Students are selfish, apathetic
February 9, 2007
Now that I have your attention, I want to be serious. The majority of students on this campus, and perhaps young people across America, are selfish. We are selfish in our outrage, and we are selfish in our apathy to the world around us, which will lead us into a future that is not our own.
The Student Voice has had a problem lately, inasmuch as we don’t get many letters to the editor. Occasionally, a professor will write something, but typically the student voices are silent. Last week’s article was an attempt to change that.
But why does it take a personal attack to incite outrage in a populace of young and opinionated people? The answer is selfishness. If I had written an article about how men think with their penises, I would have received much different hate messages on Facebook (cheers from women, and jeers from men). It is the fact that we are selfish that keeps us from crying out for someone else’s pain, from doing what is right.
Instead, we turn to an old friend: apathy. If it isn’t about us, our appearance, or our lifestyle choices, we’re not concerned. One need only look to last semester’s “Letters to the Editor” page. The Voice has published some decent articles over the last semester on some interesting and controversial topics, yet there was no public discourse on the editorial page.

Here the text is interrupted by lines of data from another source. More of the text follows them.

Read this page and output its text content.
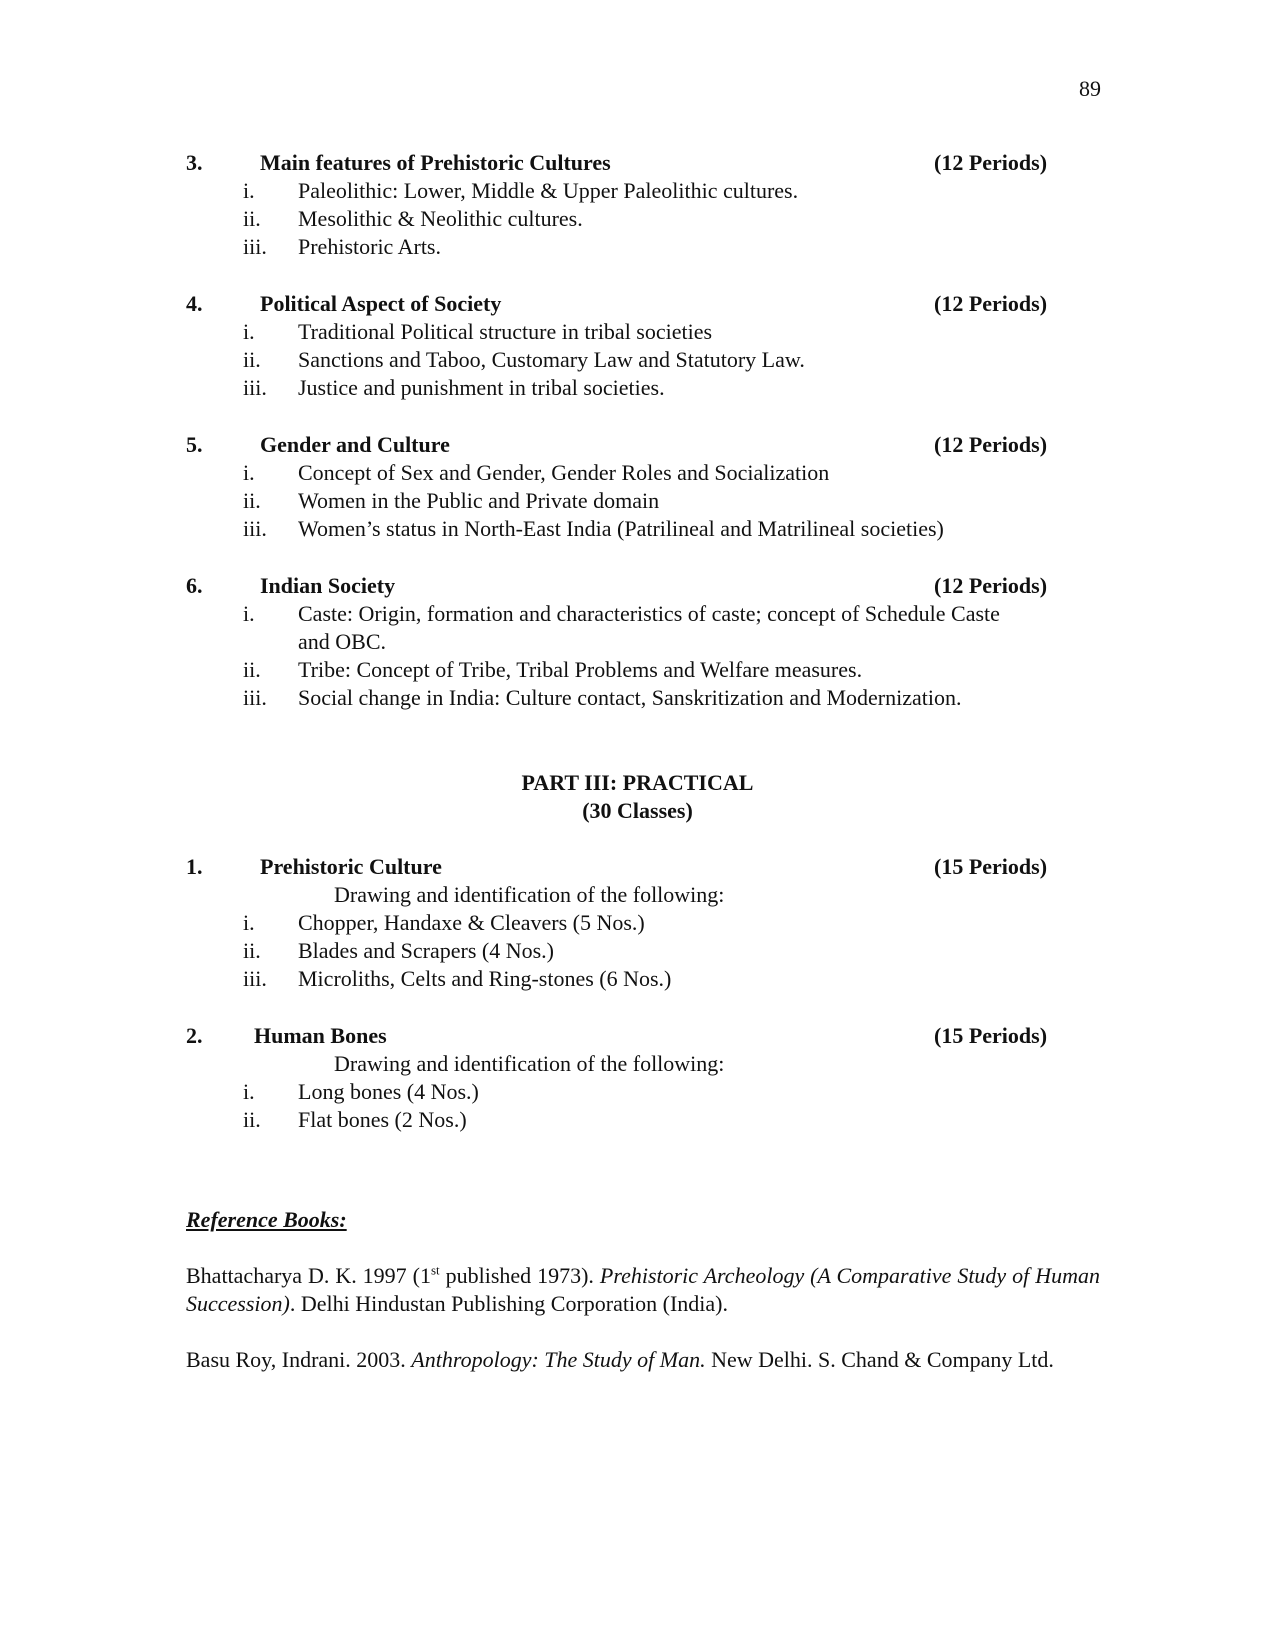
89
3.	Main features of Prehistoric Cultures	(12 Periods)
i. Paleolithic: Lower, Middle & Upper Paleolithic cultures.
ii. Mesolithic & Neolithic cultures.
iii. Prehistoric Arts.
4.	Political Aspect of Society	(12 Periods)
i. Traditional Political structure in tribal societies
ii. Sanctions and Taboo, Customary Law and Statutory Law.
iii. Justice and punishment in tribal societies.
5.	Gender and Culture	(12 Periods)
i. Concept of Sex and Gender, Gender Roles and Socialization
ii. Women in the Public and Private domain
iii. Women’s status in North-East India (Patrilineal and Matrilineal societies)
6.	Indian Society	(12 Periods)
i. Caste: Origin, formation and characteristics of caste; concept of Schedule Caste
and OBC.
ii. Tribe: Concept of Tribe, Tribal Problems and Welfare measures.
iii. Social change in India: Culture contact, Sanskritization and Modernization.
PART III: PRACTICAL
(30 Classes)
1.	Prehistoric Culture	(15 Periods)
Drawing and identification of the following:
i. Chopper, Handaxe & Cleavers (5 Nos.)
ii. Blades and Scrapers (4 Nos.)
iii. Microliths, Celts and Ring-stones (6 Nos.)
2. Human Bones	(15 Periods)
Drawing and identification of the following:
i. Long bones (4 Nos.)
ii. Flat bones (2 Nos.)
Reference Books:
Bhattacharya D. K. 1997 (1st published 1973). Prehistoric Archeology (A Comparative Study of Human Succession). Delhi Hindustan Publishing Corporation (India).
Basu Roy, Indrani. 2003. Anthropology: The Study of Man. New Delhi. S. Chand & Company Ltd.
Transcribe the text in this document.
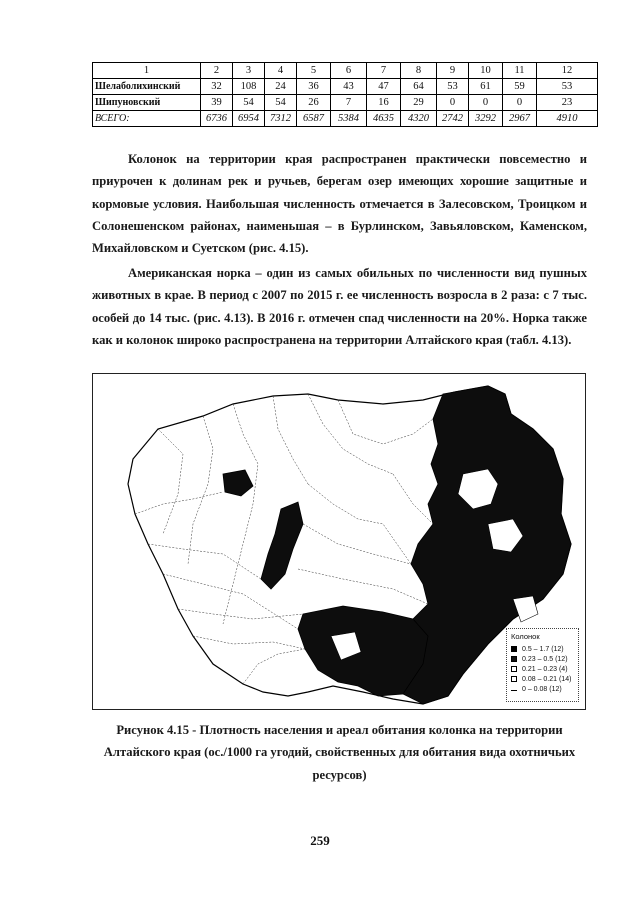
1	2	3	4	5	6	7	8	9	10	11	12
Шелаболихинский	32	108	24	36	43	47	64	53	61	59	53
Шипуновский	39	54	54	26	7	16	29	0	0	0	23
ВСЕГО:	6736	6954	7312	6587	5384	4635	4320	2742	3292	2967	4910

Колонок на территории края распространен практически повсеместно и приурочен к долинам рек и ручьев, берегам озер имеющих хорошие защитные и кормовые условия. Наибольшая численность отмечается в Залесовском, Троицком и Солонешенском районах, наименьшая – в Бурлинском, Завьяловском, Каменском, Михайловском и Суетском (рис. 4.15).

Американская норка – один из самых обильных по численности вид пушных животных в крае. В период с 2007 по 2015 г. ее численность возросла в 2 раза: с 7 тыс. особей до 14 тыс. (рис. 4.13). В 2016 г. отмечен спад численности на 20%. Норка также как и колонок широко распространена на территории Алтайского края (табл. 4.13).

Колонок
0.5 – 1.7 (12)
0.23 – 0.5 (12)
0.21 – 0.23 (4)
0.08 – 0.21 (14)
0 – 0.08 (12)
Рисунок 4.15 - Плотность населения и ареал обитания колонка на территории
Алтайского края (ос./1000 га угодий, свойственных для обитания вида охотничьих
ресурсов)
259
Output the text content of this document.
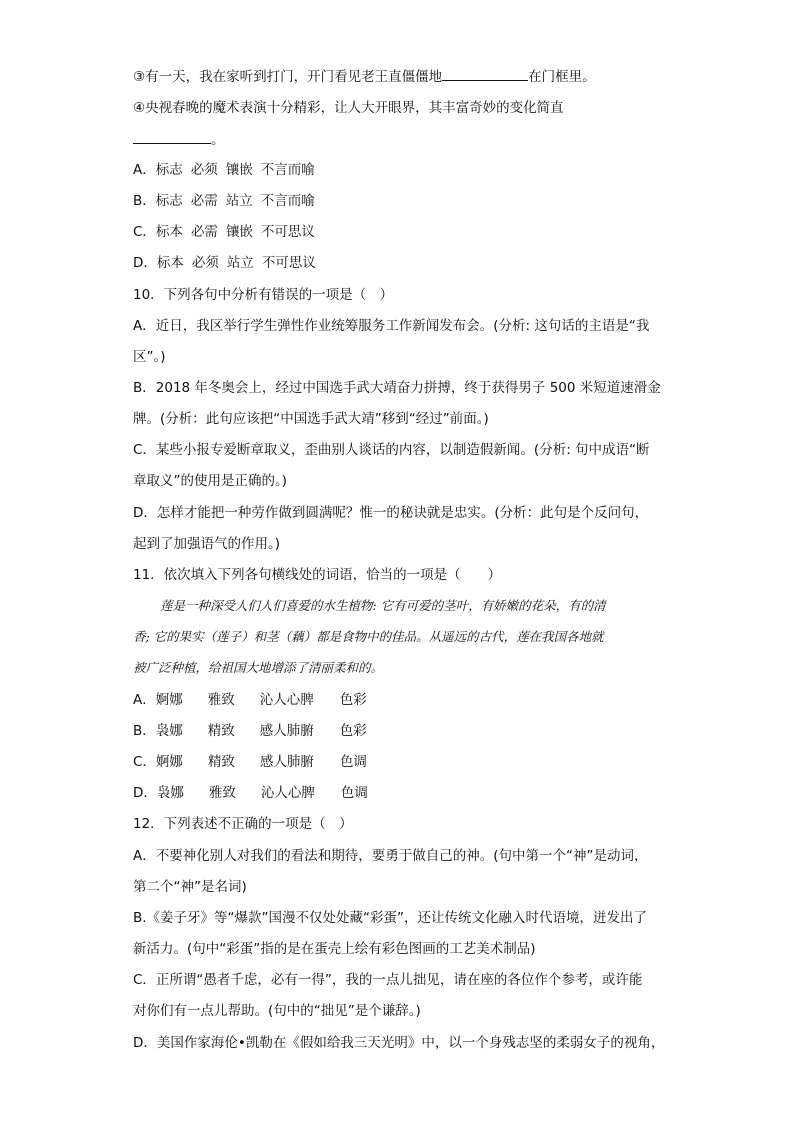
③有一天，我在家听到打门，开门看见老王直僵僵地	在门框里。
④央视春晚的魔术表演十分精彩，让人大开眼界，其丰富奇妙的变化简直
。
A．标志 必须 镶嵌 不言而喻
B．标志 必需 站立 不言而喻
C．标本 必需 镶嵌 不可思议
D．标本 必须 站立 不可思议
10．下列各句中分析有错误的一项是（　）
A．近日，我区举行学生弹性作业统筹服务工作新闻发布会。(分析: 这句话的主语是“我
区”。)
B．2018 年冬奥会上，经过中国选手武大靖奋力拼搏，终于获得男子 500 米短道速滑金
牌。(分析：此句应该把“中国选手武大靖”移到“经过”前面。)
C．某些小报专爱断章取义，歪曲别人谈话的内容，以制造假新闻。(分析: 句中成语“断
章取义”的使用是正确的。)
D．怎样才能把一种劳作做到圆满呢？惟一的秘诀就是忠实。(分析：此句是个反问句，
起到了加强语气的作用。)
11．依次填入下列各句横线处的词语，恰当的一项是（　　）
莲是一种深受人们人们喜爱的水生植物: 它有可爱的茎叶，有娇嫩的花朵，有的清
香; 它的果实（莲子）和茎（藕）都是食物中的佳品。从遥远的古代，莲在我国各地就
被广泛种植，给祖国大地增添了清丽柔和的。
A．婀娜 雅致 沁人心脾 色彩
B．袅娜 精致 感人肺腑 色彩
C．婀娜 精致 感人肺腑 色调
D．袅娜 雅致 沁人心脾 色调
12．下列表述不正确的一项是（　）
A．不要神化别人对我们的看法和期待，要勇于做自己的神。(句中第一个“神”是动词，
第二个“神”是名词)
B.《姜子牙》等“爆款”国漫不仅处处藏“彩蛋”，还让传统文化融入时代语境，迸发出了
新活力。(句中“彩蛋”指的是在蛋壳上绘有彩色图画的工艺美术制品)
C．正所谓“愚者千虑，必有一得”，我的一点儿拙见，请在座的各位作个参考，或许能
对你们有一点儿帮助。(句中的“拙见”是个谦辞。)
D．美国作家海伦•凯勒在《假如给我三天光明》中，以一个身残志坚的柔弱女子的视角，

How many must die in Iraq before we say stop? Does anyone care that 20 percent of Americans don’t have health insurance? Or that we may lose reciprocity because of administrative posturing? Here’s one that is close to home. Has anyone gone further than griping at the dinner table about how hard it is to get food in our new $34 million dollar building? I suspect not, and it’s a shame. We paid the bill for that building, and there are people who want to know what we think of it. In some way or another, we’ll all pay the price for the list above, but if we never speak up for ourselves and for others, we’ll never see the change we want, and we will have forfeited our most cherished right as Americans.
All it takes is a letter to the editor, or to the chancellor, or to the dean of students or a senator. A letter to the editor will get your voice heard by the entire student body and many people in town. In fact, (and this is not commonly known) they can be written about any topic you like, though they have a better chance of being published if they are in response to an article.
Finally, and on a personal note, inform yourself about the issue you want to debate. There is nothing more hurtful to me than people spouting off some crap they heard from Sean Hannity or Keith Olbermann without looking for themselves. Knowledge gives power to your argument, and turns the discourse on campus to what I always thought college debate would be: intelligent.
So write to the Voice, create a blog, advertise yourself, stand on a rock in front of the University Center with a megaphone, be outraged, and not just for yourself. I don’t want to hear, “what can one person do?” because if last week can teach us anything, it’s that one person with an opinion can affect a lot of people.
Kris Evans is a student at UW-River Falls.